Sinner Hentikan Ambisi Sejarah Djokovic, Tantang Zverev di Final Wimbledon
Baca dalam 60 detik
- Jannik Sinner menaklukkan Novak Djokovic tiga set langsung di semifinal Wimbledon, menunda rekor Grand Slam ke-25 sang legenda.
- Petenis Italia itu tampil dominan tanpa memberi satu pun break point hingga pertengahan set ketiga, menegaskan status unggulan pertama.
- Di partai puncak, Sinner akan berhadapan dengan Alexander Zverev yang baru saja meraih gelar Grand Slam perdananya di Prancis Terbuka.

Jannik Sinner kembali menjadi mimpi buruk Novak Djokovic di Wimbledon. Pada Jumat (12/7), petenis Italia peringkat satu dunia itu menghentikan langkah Djokovic yang memburu rekor ke-25 gelar Grand Slam, sekaligus tiket ke final turnamen tenis paling bergengsi di dunia. Kemenangan straight set 6-4, 6-4, 6-4 di Centre Court membuat Sinner menjadi petenis pertama Italia yang mencapai final Wimbledon dua kali berturut-turut.

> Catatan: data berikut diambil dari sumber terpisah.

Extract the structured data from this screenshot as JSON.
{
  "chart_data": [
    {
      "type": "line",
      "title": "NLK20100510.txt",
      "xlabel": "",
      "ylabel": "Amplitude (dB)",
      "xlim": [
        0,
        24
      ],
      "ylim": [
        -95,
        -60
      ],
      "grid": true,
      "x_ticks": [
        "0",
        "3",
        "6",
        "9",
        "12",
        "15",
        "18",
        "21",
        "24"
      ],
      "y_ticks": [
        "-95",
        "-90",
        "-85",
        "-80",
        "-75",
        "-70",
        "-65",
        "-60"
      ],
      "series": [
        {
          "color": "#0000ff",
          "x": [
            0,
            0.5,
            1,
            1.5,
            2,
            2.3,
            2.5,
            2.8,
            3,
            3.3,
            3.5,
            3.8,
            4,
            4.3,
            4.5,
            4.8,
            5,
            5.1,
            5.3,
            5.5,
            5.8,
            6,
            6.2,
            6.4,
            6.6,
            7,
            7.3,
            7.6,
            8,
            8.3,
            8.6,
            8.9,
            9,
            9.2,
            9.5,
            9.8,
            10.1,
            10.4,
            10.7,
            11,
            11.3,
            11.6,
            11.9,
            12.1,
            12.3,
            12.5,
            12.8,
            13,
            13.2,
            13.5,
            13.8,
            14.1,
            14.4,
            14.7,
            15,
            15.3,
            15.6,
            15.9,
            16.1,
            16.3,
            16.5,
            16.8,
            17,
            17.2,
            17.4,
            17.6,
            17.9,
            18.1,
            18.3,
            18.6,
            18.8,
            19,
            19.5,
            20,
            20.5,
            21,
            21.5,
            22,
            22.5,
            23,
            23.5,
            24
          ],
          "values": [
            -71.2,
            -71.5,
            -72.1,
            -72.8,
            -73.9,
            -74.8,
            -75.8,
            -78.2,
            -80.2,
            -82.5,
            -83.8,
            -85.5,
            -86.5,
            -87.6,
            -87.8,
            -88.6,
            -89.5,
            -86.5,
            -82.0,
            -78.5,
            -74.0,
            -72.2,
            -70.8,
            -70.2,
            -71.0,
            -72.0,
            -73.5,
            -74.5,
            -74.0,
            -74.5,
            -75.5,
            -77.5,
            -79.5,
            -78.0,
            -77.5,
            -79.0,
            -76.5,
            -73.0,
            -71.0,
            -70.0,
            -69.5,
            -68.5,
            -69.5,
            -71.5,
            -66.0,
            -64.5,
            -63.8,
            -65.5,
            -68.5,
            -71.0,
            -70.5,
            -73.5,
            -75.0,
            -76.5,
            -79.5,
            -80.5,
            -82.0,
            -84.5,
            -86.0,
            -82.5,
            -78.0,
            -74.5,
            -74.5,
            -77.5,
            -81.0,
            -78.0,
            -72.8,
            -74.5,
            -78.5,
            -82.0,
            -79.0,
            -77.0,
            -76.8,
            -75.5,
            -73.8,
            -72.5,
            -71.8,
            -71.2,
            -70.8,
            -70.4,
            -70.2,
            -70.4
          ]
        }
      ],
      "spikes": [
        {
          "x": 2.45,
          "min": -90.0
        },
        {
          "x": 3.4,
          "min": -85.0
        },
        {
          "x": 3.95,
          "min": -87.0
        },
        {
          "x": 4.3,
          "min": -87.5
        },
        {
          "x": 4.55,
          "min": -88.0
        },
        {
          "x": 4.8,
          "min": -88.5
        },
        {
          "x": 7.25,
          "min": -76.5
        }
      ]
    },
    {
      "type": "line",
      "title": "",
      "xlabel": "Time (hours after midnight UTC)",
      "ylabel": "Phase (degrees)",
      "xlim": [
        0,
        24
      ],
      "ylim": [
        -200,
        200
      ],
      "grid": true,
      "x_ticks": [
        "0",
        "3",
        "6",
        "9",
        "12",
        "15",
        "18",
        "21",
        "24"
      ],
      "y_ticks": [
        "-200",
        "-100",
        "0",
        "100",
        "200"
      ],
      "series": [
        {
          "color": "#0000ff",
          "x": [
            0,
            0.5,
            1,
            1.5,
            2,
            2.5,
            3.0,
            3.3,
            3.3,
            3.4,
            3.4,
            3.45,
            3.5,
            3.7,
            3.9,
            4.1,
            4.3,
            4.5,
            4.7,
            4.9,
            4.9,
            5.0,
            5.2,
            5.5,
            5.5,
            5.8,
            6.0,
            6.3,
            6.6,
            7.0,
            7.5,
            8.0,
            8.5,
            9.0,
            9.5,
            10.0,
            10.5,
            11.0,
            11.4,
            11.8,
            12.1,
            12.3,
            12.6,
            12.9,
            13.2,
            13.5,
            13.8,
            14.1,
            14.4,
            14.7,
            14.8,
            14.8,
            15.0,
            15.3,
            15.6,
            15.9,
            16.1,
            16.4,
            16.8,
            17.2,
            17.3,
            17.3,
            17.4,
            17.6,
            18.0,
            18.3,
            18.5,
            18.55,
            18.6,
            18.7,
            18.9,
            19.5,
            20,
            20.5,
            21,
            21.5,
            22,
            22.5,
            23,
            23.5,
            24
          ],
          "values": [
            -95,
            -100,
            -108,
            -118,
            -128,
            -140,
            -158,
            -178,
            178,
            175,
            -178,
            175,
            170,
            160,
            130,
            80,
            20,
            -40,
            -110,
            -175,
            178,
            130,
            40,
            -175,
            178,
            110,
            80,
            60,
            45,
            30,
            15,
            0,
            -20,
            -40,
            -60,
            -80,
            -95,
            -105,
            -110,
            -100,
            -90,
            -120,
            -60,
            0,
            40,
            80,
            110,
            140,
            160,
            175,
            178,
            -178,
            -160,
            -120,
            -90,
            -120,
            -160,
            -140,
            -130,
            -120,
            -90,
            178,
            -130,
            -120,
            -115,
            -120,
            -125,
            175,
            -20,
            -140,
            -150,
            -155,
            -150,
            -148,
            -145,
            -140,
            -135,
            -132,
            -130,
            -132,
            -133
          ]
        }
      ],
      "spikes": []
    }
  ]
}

Pertandingan semifinal ini menjadi ujian berat bagi Djokovic yang hanya unggul tipis dalam rekor pertemuan sebelumnya (7-5). Namun, Sinner tampil tanpa cela. Ia tidak memberikan satu pun break point kepada Djokovic hingga pertengahan set ketiga. Saat Djokovic akhirnya mendapat peluang, Sinner langsung mematikannya dengan ace. Total 16 ace dan 40 winner berbanding hanya 15 unforced error menjadi bukti dominasi sang juara bertahan.
Bagi Djokovic, kekalahan ini menunda ambisinya untuk memecahkan rekor Margaret Court sebagai pemegang gelar Grand Slam tunggal terbanyak sepanjang masa. Petenis Serbia berusia 39 tahun itu mendapat tepuk tangan meriah dari penonton saat meninggalkan lapangan, tetapi ia harus menunggu setidaknya hingga US Open untuk mencoba lagi. Djokovic sebelumnya bermain selama lebih dari lima jam pada babak keempat melawan Felix Auger-Aliassime, yang mungkin memengaruhi kebugarannya.
Di sisi lain lapangan, Alexander Zverev sukses mengakhiri perjalanan impian petenis wildcard asal Inggris, Arthur Fery. Juara Prancis Terbuka 2024 itu tampil solid untuk memastikan tempat di final ketujuhnya di ajang Grand Slam. Zverev kini akan menghadapi Sinner, lawan yang sudah sangat dikenalnya. Meski rekor pertemuan menunjukkan dominasi Sinner, Zverev datang dengan kepercayaan diri tinggi setelah memenangi gelar mayor pertamanya di Roland Garros.
Kemenangan Sinner atas Djokovic juga menjadi sinyal perubahan generasi di puncak tenis dunia. Jika mampu mengalahkan Zverev pada Minggu (14/7), Sinner akan menjadi petenis termuda yang mempertahankan gelar Wimbledon sejak Rafael Nadal pada 2011. Bagi Indonesia, prestasi Sinner bisa menjadi inspirasi bagi petenis muda Tanah Air yang mulai merambah turnamen internasional, seperti di ajang ITF atau ATP Challenger.
Final nanti diprediksi berlangsung ketat. Sinner unggul dalam hal kecepatan dan ketepatan pukulan, sementara Zverev memiliki servis kuat dan pengalaman menghadapi tekanan. Pertanyaannya, mampukah Zverev mematahkan dominasi Sinner yang belum kehilangan satu set pun sejak babak pertama? Atau akankah Sinner menegaskan dirinya sebagai raja baru lapangan rumput?